Impact of scrapping the Union Learning Fund
TUC general secretary Frances O’Grady said that union learning was a “rare success story” in adult skills.
“The Union Learning Fund has helped millions of learners gain qualifications in English, maths and ICT over the last 20 years, especially those with few or no prior qualifications,” s she said.
“If ministers want their new skills policy to work, then they need to think about how to engage and support reluctant learners. That’s what union learning excels at - getting working people who missed out at school back into learning. Without this crucial help, the new entitlement is just a paper promise.
“Union learning makes a massive contribution to the UK’s adult skills. The proposal to end it in spring 2021 is both puzzling and counterproductive. If we want to boost productivity and help the economy recover faster, then the prime minister must reject the proposal to scrap the Union Learning Fund.”
Supporting less confident learners
An independent review of the Union Learning Fund found that unions excel at supporting less confident learners, and at persuading those with few or no qualifications to take up the training opportunities open to them.
In the review, seven in 10 learners said they would not have taken part in learning or training without union support, which rises to around eight in 10 of those with no prior qualifications.
The TUC said that even where courses are free of charge, the number of adult learners is falling, and highlighted that the number of adults achieving first level 2 qualifications in English and maths has fallen by 30 per cent since 2010, despite these courses being free.

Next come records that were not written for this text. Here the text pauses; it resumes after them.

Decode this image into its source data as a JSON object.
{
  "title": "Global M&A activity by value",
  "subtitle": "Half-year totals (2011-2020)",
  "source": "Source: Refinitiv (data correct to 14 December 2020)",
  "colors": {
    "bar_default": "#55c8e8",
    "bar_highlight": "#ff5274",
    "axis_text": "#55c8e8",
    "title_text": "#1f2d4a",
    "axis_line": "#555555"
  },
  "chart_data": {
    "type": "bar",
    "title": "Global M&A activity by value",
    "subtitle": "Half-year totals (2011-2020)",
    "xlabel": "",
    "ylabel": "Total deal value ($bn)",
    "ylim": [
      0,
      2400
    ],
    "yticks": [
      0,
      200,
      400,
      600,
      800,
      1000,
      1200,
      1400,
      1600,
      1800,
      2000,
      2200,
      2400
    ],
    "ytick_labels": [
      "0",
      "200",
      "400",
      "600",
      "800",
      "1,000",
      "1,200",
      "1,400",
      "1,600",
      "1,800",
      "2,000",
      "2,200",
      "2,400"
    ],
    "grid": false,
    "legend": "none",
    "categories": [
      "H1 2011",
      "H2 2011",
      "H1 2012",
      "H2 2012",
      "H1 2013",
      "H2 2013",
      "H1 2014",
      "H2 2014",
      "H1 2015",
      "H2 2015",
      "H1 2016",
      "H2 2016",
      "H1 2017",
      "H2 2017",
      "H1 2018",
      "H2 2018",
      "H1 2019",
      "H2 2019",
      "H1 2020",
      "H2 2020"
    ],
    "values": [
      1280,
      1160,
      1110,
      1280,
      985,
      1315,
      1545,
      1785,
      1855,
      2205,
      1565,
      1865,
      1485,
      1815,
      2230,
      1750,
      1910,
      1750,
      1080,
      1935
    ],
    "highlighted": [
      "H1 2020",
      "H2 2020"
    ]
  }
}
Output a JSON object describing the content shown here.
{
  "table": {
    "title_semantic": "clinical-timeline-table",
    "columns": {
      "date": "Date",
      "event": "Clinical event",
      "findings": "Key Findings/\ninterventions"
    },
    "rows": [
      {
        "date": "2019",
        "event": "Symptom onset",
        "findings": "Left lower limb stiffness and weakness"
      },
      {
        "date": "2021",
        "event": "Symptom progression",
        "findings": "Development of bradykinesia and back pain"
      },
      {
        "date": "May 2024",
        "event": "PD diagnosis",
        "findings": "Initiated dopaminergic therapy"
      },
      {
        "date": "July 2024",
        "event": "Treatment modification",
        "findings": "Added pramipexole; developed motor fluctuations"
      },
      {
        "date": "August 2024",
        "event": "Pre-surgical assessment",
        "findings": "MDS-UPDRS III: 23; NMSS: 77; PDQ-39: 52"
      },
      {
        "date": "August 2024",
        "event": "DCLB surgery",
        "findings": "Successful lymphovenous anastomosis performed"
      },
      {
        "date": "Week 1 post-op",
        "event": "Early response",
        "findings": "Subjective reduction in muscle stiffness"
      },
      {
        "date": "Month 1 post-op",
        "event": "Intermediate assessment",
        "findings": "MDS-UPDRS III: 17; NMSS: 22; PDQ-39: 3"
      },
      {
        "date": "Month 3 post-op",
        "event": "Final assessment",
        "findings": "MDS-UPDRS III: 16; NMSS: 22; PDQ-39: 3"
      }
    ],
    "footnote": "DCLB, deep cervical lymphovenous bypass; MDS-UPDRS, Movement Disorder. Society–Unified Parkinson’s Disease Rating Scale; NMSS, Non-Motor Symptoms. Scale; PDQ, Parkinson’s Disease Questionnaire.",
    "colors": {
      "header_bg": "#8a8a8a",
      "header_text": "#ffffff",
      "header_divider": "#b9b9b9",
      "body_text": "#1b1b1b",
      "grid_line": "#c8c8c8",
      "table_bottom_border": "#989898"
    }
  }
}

However, in the past year, the Union Learning Fund has helped 37,700 learners to take up level 2 training courses in English and maths - a 48 per cent increase on the target of 25,600 set by TUC’s education department.
When speaking in a Westminster Hall Debate on further education funding earlier this month, Labour MP and shadow apprenticeships and lifelong learning minister Toby Perkins said that the scrapping of the Union Learning Fund was a vindictive decision by the government, and was based on “the secretary of state’s antipathy towards the trade union sector.”